FROM 1989–THIS translation was published ten years later. I wanted to look at this mainly because of Lacoue-Labarthe’s mentioning Badiou’s idea of “The Age of Poets” in Heidegger and the Politics of Poetry, so I read only that chapter and two others, “Heidegger Viewed as Commonplace” and “Sutures,” skimming a bit elsewhere.
Let’s start with the “suture.” Badiou posits that philosophy has four conditions: (1) the poem, (2) the matheme, (3) the political, and (4) love. That is, it might explain things through analogy, parable, and metaphor (the poem), or through strictly logical statements (the matheme), while concerning itself with establishing a just and flourishing polity (the political) or the ideal grounds for relationships among persons (love)—that’s how I would gloss it, in any case. A “suture” occurs when the practice of philosophy identifies itself too narrowly, “delegates its functions” as Badiou puts it, to one of the four conditions. A suture works to the advantage of the condition but leads to the “suppression” of philosophy.
A suture to the matheme leads to, for example, logical positivism and a lot of what gets called “analytical” philosophy, which benefited the theoretical understanding of the natural sciences but did not much advance (Badious thinks) philosophy. A suture to the political leads to, for example, Marxism. A suture to the poem leads to Nietzsche, Bergson, Heidegger…a lot of the key figures from the late 19th and early 20th centuries.

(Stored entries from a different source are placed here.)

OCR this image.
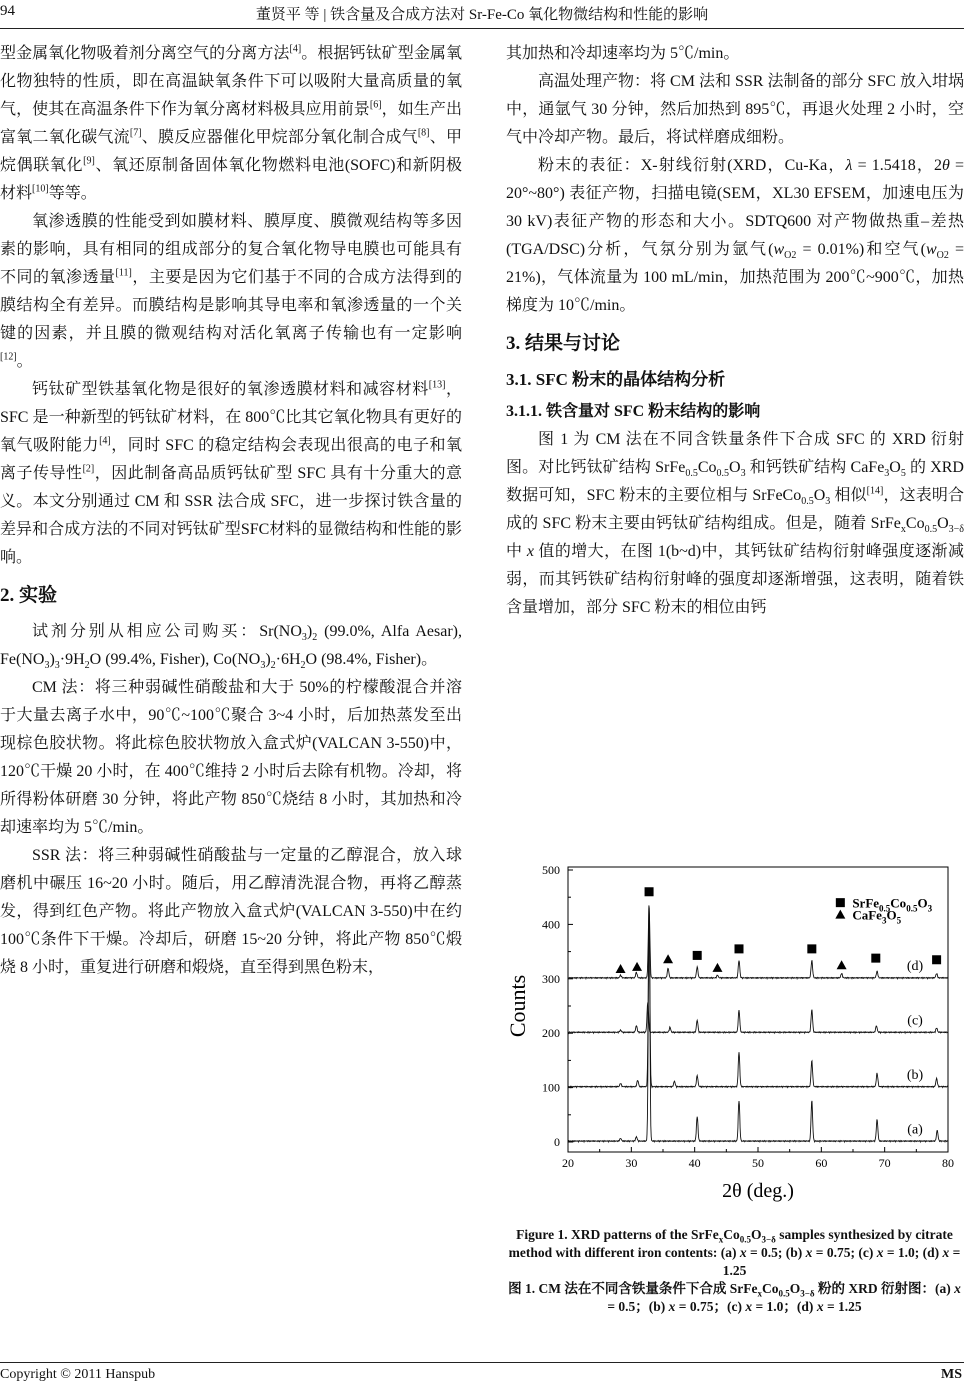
94	董贤平 等 | 铁含量及合成方法对 Sr-Fe-Co 氧化物微结构和性能的影响

型金属氧化物吸着剂分离空气的分离方法[4]。根据钙钛矿型金属氧化物独特的性质，即在高温缺氧条件下可以吸附大量高质量的氧气，使其在高温条件下作为氧分离材料极具应用前景[6]，如生产出富氧二氧化碳气流[7]、膜反应器催化甲烷部分氧化制合成气[8]、甲烷偶联氧化[9]、氧还原制备固体氧化物燃料电池(SOFC)和新阴极材料[10]等等。

氧渗透膜的性能受到如膜材料、膜厚度、膜微观结构等多因素的影响，具有相同的组成部分的复合氧化物导电膜也可能具有不同的氧渗透量[11]，主要是因为它们基于不同的合成方法得到的膜结构全有差异。而膜结构是影响其导电率和氧渗透量的一个关键的因素，并且膜的微观结构对活化氧离子传输也有一定影响[12]。

钙钛矿型铁基氧化物是很好的氧渗透膜材料和减容材料[13]，SFC 是一种新型的钙钛矿材料，在 800℃比其它氧化物具有更好的氧气吸附能力[4]，同时 SFC 的稳定结构会表现出很高的电子和氧离子传导性[2]，因此制备高品质钙钛矿型 SFC 具有十分重大的意义。本文分别通过 CM 和 SSR 法合成 SFC，进一步探讨铁含量的差异和合成方法的不同对钙钛矿型SFC材料的显微结构和性能的影响。

2. 实验

试剂分别从相应公司购买：$Sr(NO_3)_2$ (99.0%, Alfa Aesar), $Fe(NO_3)_3\cdot 9H_2O$ (99.4%, Fisher), $Co(NO_3)_2\cdot 6H_2O$ (98.4%, Fisher)。

CM 法：将三种弱碱性硝酸盐和大于 50%的柠檬酸混合并溶于大量去离子水中，90℃~100℃聚合 3~4 小时，后加热蒸发至出现棕色胶状物。将此棕色胶状物放入盒式炉(VALCAN 3-550)中，120℃干燥 20 小时，在 400℃维持 2 小时后去除有机物。冷却，将所得粉体研磨 30 分钟，将此产物 850℃烧结 8 小时，其加热和冷却速率均为 5℃/min。

SSR 法：将三种弱碱性硝酸盐与一定量的乙醇混合，放入球磨机中碾压 16~20 小时。随后，用乙醇清洗混合物，再将乙醇蒸发，得到红色产物。将此产物放入盒式炉(VALCAN 3-550)中在约 100℃条件下干燥。冷却后，研磨 15~20 分钟，将此产物 850℃煅烧 8 小时，重复进行研磨和煅烧，直至得到黑色粉末，

其加热和冷却速率均为 5℃/min。

高温处理产物：将 CM 法和 SSR 法制备的部分 SFC 放入坩埚中，通氩气 30 分钟，然后加热到 895℃，再退火处理 2 小时，空气中冷却产物。最后，将试样磨成细粉。

粉末的表征：X-射线衍射(XRD，Cu-Ka，λ = 1.5418，2θ = 20°~80°) 表征产物，扫描电镜(SEM，XL30 EFSEM，加速电压为 30 kV)表征产物的形态和大小。SDTQ600 对产物做热重–差热(TGA/DSC)分析，气氛分别为氩气$(w_{O2} = 0.01\%)$和空气$(w_{O2} = 21\%)$，气体流量为 100 mL/min，加热范围为 200℃~900℃，加热梯度为 10℃/min。

3. 结果与讨论
3.1. SFC 粉末的晶体结构分析
3.1.1. 铁含量对 SFC 粉末结构的影响

图 1 为 CM 法在不同含铁量条件下合成 SFC 的 XRD 衍射图。对比钙钛矿结构 $SrFe_{0.5}Co_{0.5}O_3$ 和钙铁矿结构 $CaFe_3O_5$ 的 XRD 数据可知，SFC 粉末的主要位相与 $SrFeCo_{0.5}O_3$ 相似[14]，这表明合成的 SFC 粉末主要由钙钛矿结构组成。但是，随着 $SrFe_xCo_{0.5}O_{3-\delta}$ 中 x 值的增大，在图 1(b~d)中，其钙钛矿结构衍射峰强度逐渐减弱，而其钙铁矿结构衍射峰的强度却逐渐增强，这表明，随着铁含量增加，部分 SFC 粉末的相位由钙

20	30	40	50	60	70	80
0
100
200
300
400
500
2θ (deg.)
Counts
(a)
(b)
(c)
(d)
$SrFe_{0.5}Co_{0.5}O_3$
$CaFe_3O_5$
Figure 1. XRD patterns of the $SrFe_xCo_{0.5}O_{3-\delta}$ samples synthesized by citrate method with different iron contents: (a) x = 0.5; (b) x = 0.75; (c) x = 1.0; (d) x = 1.25
图 1. CM 法在不同含铁量条件下合成 $SrFe_xCo_{0.5}O_{3-\delta}$ 粉的 XRD 衍射图：(a) x = 0.5；(b) x = 0.75；(c) x = 1.0；(d) x = 1.25
Copyright © 2011 Hanspub	MS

This was great for poetry—hence the Age of Poets in that same span. Badiou identifies seven by name: Hölderlin (“their prophet and anticipating vigil” from the early 19th century), then Stéphane Mallarmé, Arthur Rimbaud, Georg Trakl, Fernando Pessoa, Osip Mandelstam, and Paul Celan.

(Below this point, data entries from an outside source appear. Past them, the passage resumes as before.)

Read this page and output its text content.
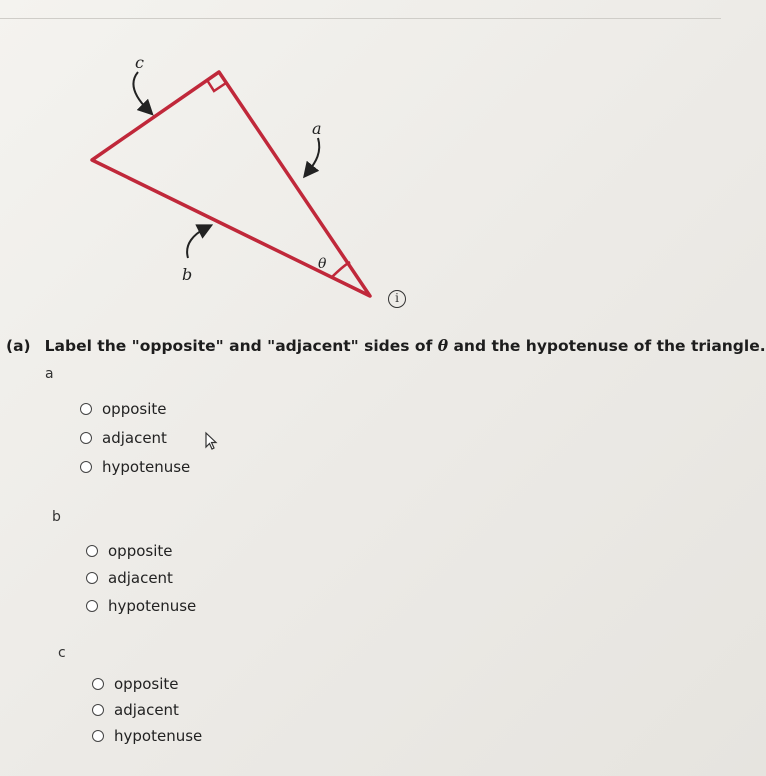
c
a
b
θ
i
(a) Label the "opposite" and "adjacent" sides of θ and the hypotenuse of the triangle.
a
opposite
adjacent
hypotenuse
b
opposite
adjacent
hypotenuse
c
opposite
adjacent
hypotenuse
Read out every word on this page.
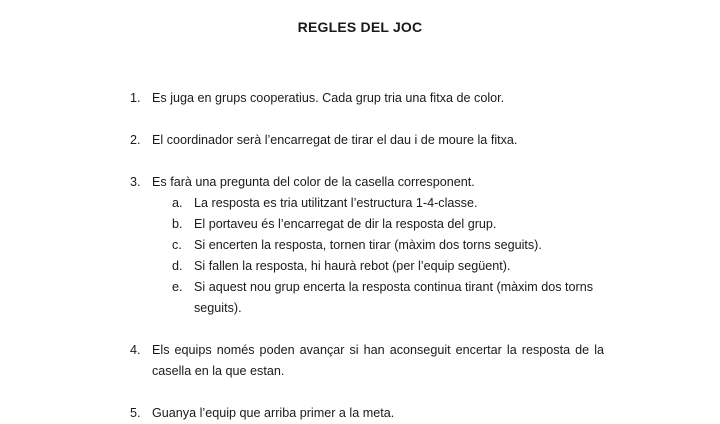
REGLES DEL JOC
1. Es juga en grups cooperatius. Cada grup tria una fitxa de color.
2. El coordinador serà l’encarregat de tirar el dau i de moure la fitxa.
3. Es farà una pregunta del color de la casella corresponent.
a. La resposta es tria utilitzant l’estructura 1-4-classe.
b. El portaveu és l’encarregat de dir la resposta del grup.
c. Si encerten la resposta, tornen tirar (màxim dos torns seguits).
d. Si fallen la resposta, hi haurà rebot (per l’equip següent).
e. Si aquest nou grup encerta la resposta continua tirant (màxim dos torns seguits).
4. Els equips només poden avançar si han aconseguit encertar la resposta de la casella en la que estan.
5. Guanya l’equip que arriba primer a la meta.
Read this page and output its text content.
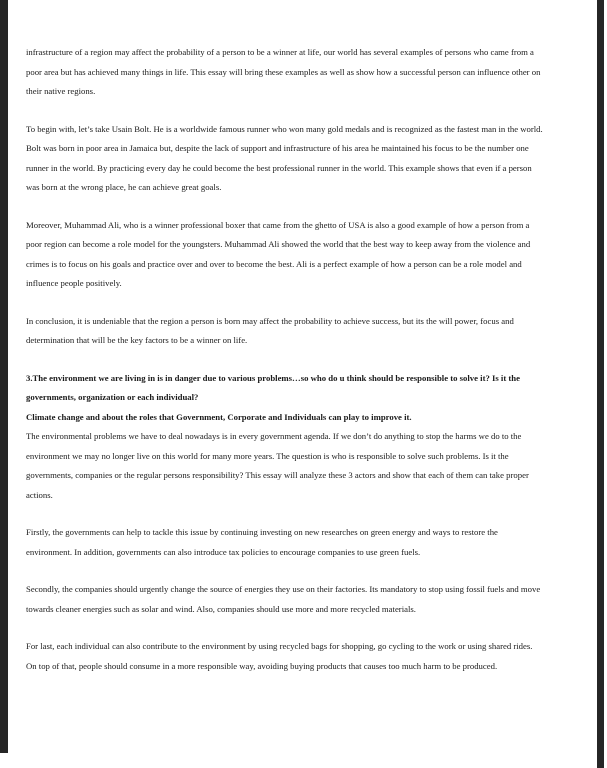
infrastructure of a region may affect the probability of a person to be a winner at life, our world has several examples of persons who came from a poor area but has achieved many things in life. This essay will bring these examples as well as show how a successful person can influence other on their native regions.

To begin with, let’s take Usain Bolt. He is a worldwide famous runner who won many gold medals and is recognized as the fastest man in the world. Bolt was born in poor area in Jamaica but, despite the lack of support and infrastructure of his area he maintained his focus to be the number one runner in the world. By practicing every day he could become the best professional runner in the world. This example shows that even if a person was born at the wrong place, he can achieve great goals.

Moreover, Muhammad Ali, who is a winner professional boxer that came from the ghetto of USA is also a good example of how a person from a poor region can become a role model for the youngsters. Muhammad Ali showed the world that the best way to keep away from the violence and crimes is to focus on his goals and practice over and over to become the best. Ali is a perfect example of how a person can be a role model and influence people positively.

In conclusion, it is undeniable that the region a person is born may affect the probability to achieve success, but its the will power, focus and determination that will be the key factors to be a winner on life.

3.The environment we are living in is in danger due to various problems…so who do u think should be responsible to solve it? Is it the governments, organization or each individual?

Climate change and about the roles that Government, Corporate and Individuals can play to improve it.

The environmental problems we have to deal nowadays is in every government agenda. If we don’t do anything to stop the harms we do to the environment we may no longer live on this world for many more years. The question is who is responsible to solve such problems. Is it the governments, companies or the regular persons responsibility? This essay will analyze these 3 actors and show that each of them can take proper actions.

Firstly, the governments can help to tackle this issue by continuing investing on new researches on green energy and ways to restore the environment. In addition, governments can also introduce tax policies to encourage companies to use green fuels.

Secondly, the companies should urgently change the source of energies they use on their factories. Its mandatory to stop using fossil fuels and move towards cleaner energies such as solar and wind. Also, companies should use more and more recycled materials.

For last, each individual can also contribute to the environment by using recycled bags for shopping, go cycling to the work or using shared rides. On top of that, people should consume in a more responsible way, avoiding buying products that causes too much harm to be produced.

Badiou (unfortunately, I think) does not explain why he picked these seven. I wouldn’t challenge any name on the list, but I was a bit cheesed at the omissions. Could we not put Blake, Wordsworth, and Shelley alongside Hölderlin as distinguished precursors? How about Yeats and Eliot? Stevens? If English language poets are ineligible for some reason, why aren’t Rilke and Valéry on the list?
Oh, well. Moving on.
The suture to the poem was helpful in plucking loose the Descartes-to-Kant suture to the matheme. It’s a great move for poetry, opening up fruitful disturbances both in the notion of the Subject and in the notion of the Object. Unfortunately, this suture also produces Heidegger (the chapter “Heidegger Viewed as Commonplace” deals with the downsides of this development). Celan brings the Age of Poets to a close when he sees through this particular problem and shuts that traffic down.

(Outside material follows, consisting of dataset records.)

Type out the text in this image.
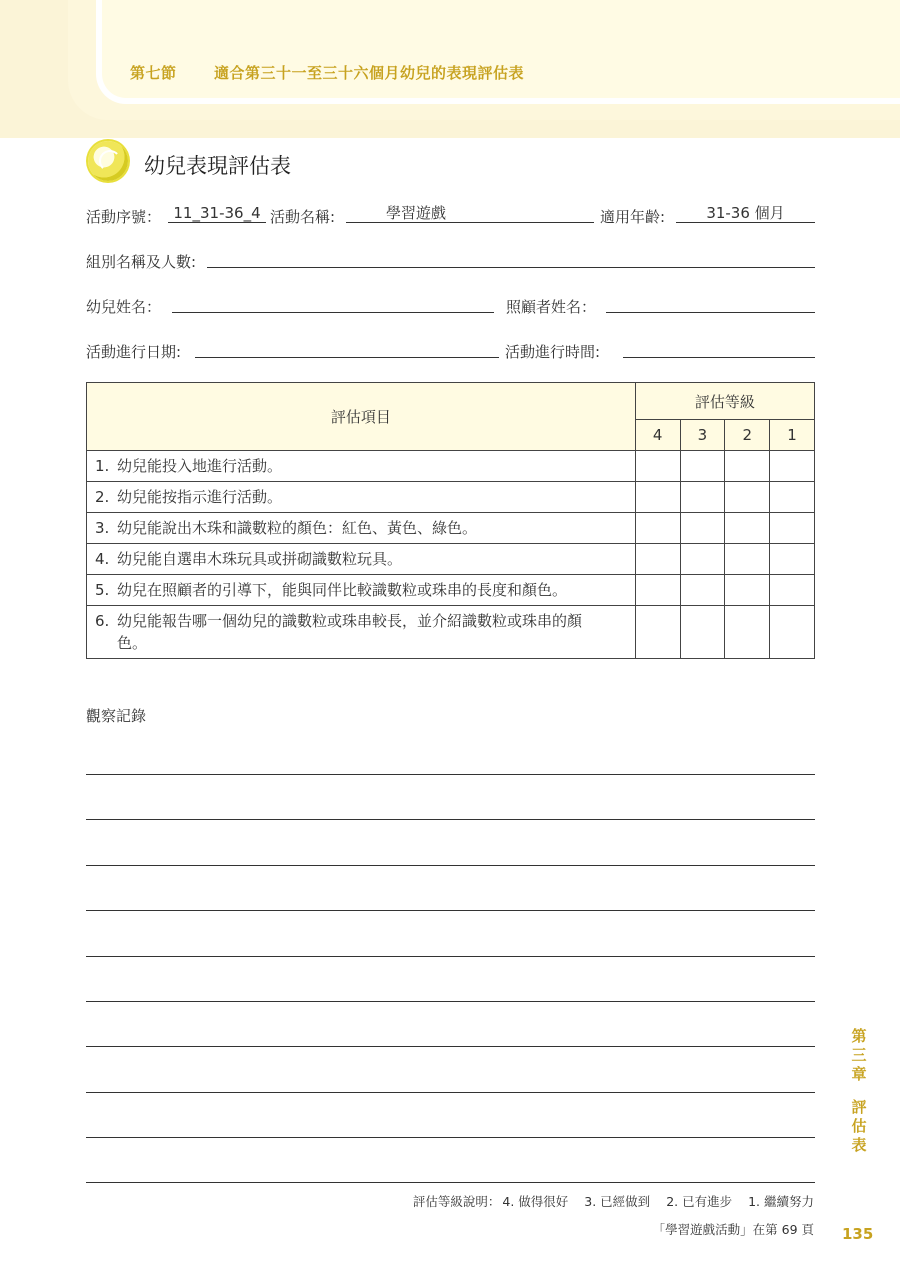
第七節 適合第三十一至三十六個月幼兒的表現評估表
幼兒表現評估表
活動序號： 11_31-36_4 活動名稱:	學習遊戲	適用年齡:	31-36 個月
組別名稱及人數:
幼兒姓名：	照顧者姓名：
活動進行日期:	活動進行時間:
評估項目	評估等級			
	4	3	2	1
1. 幼兒能投入地進行活動。				
2. 幼兒能按指示進行活動。				
3. 幼兒能說出木珠和識數粒的顏色：紅色、黃色、綠色。				
4. 幼兒能自選串木珠玩具或拼砌識數粒玩具。				
5. 幼兒在照顧者的引導下，能與同伴比較識數粒或珠串的長度和顏色。				
6. 幼兒能報告哪一個幼兒的識數粒或珠串較長，並介紹識數粒或珠串的顏色。				
觀察記錄
評估等級說明： 4. 做得很好 3. 已經做到 2. 已有進步 1. 繼續努力
「學習遊戲活動」在第 69 頁 135
第
三
章
評
估
表
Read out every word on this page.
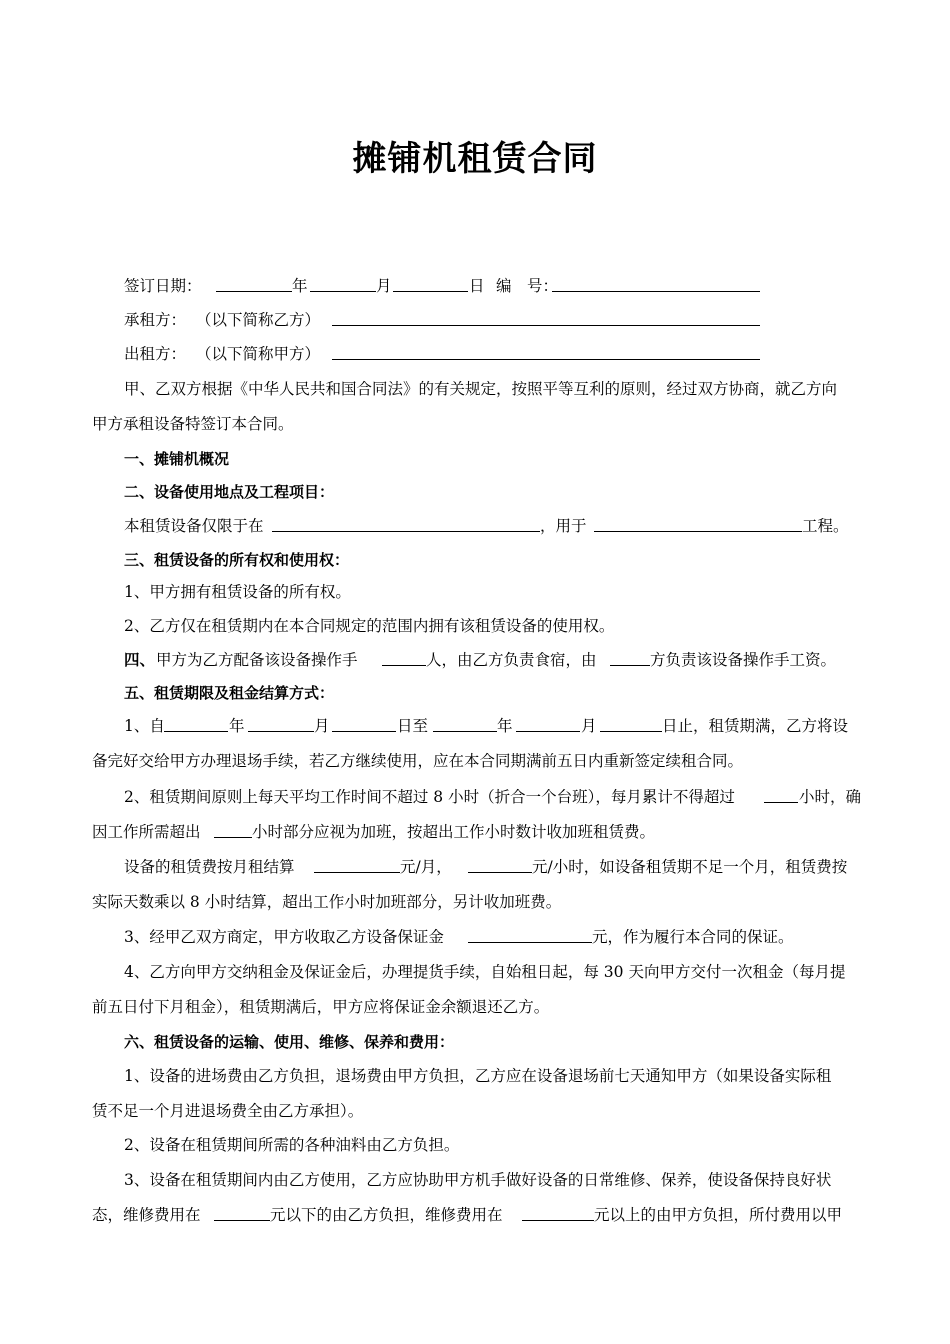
摊铺机租赁合同
签订日期：	年	月	日 编　号：
承租方： （以下简称乙方）
出租方： （以下简称甲方）
甲、乙双方根据《中华人民共和国合同法》的有关规定，按照平等互利的原则，经过双方协商，就乙方向
甲方承租设备特签订本合同。
一、摊铺机概况
二、设备使用地点及工程项目：
本租赁设备仅限于在	，用于	工程。
三、租赁设备的所有权和使用权：
1、甲方拥有租赁设备的所有权。
2、乙方仅在租赁期内在本合同规定的范围内拥有该租赁设备的使用权。
四、 甲方为乙方配备该设备操作手	人，由乙方负责食宿，由	方负责该设备操作手工资。
五、租赁期限及租金结算方式：
1、自	年	月	日至	年	月	日止，租赁期满，乙方将设
备完好交给甲方办理退场手续，若乙方继续使用，应在本合同期满前五日内重新签定续租合同。
2、租赁期间原则上每天平均工作时间不超过 8 小时（折合一个台班），每月累计不得超过	小时，确
因工作所需超出	小时部分应视为加班，按超出工作小时数计收加班租赁费。
设备的租赁费按月租结算	元/月，	元/小时，如设备租赁期不足一个月，租赁费按
实际天数乘以 8 小时结算，超出工作小时加班部分，另计收加班费。
3、经甲乙双方商定，甲方收取乙方设备保证金	元，作为履行本合同的保证。
4、乙方向甲方交纳租金及保证金后，办理提货手续，自始租日起，每 30 天向甲方交付一次租金（每月提
前五日付下月租金），租赁期满后，甲方应将保证金余额退还乙方。
六、租赁设备的运输、使用、维修、保养和费用：
1、设备的进场费由乙方负担，退场费由甲方负担，乙方应在设备退场前七天通知甲方（如果设备实际租
赁不足一个月进退场费全由乙方承担）。
2、设备在租赁期间所需的各种油料由乙方负担。
3、设备在租赁期间内由乙方使用，乙方应协助甲方机手做好设备的日常维修、保养，使设备保持良好状
态，维修费用在	元以下的由乙方负担，维修费用在	元以上的由甲方负担，所付费用以甲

Speaking just for myself, the suture to the poem sounds like a great idea. Philosophy produced by the suture to the matheme, by contrast, leaves me thinking, “is that all there is? Who cares?” On the other hand….Heidegger. Most of Heidegger seems powerfully right to me, but then I hit a toxic patch and think, God, please, no.
I now think Lacoue-Labarthe’s book may have been looking for ways philosophy can stitch a suture or two into poetry without turning into an apology for totalitarianism.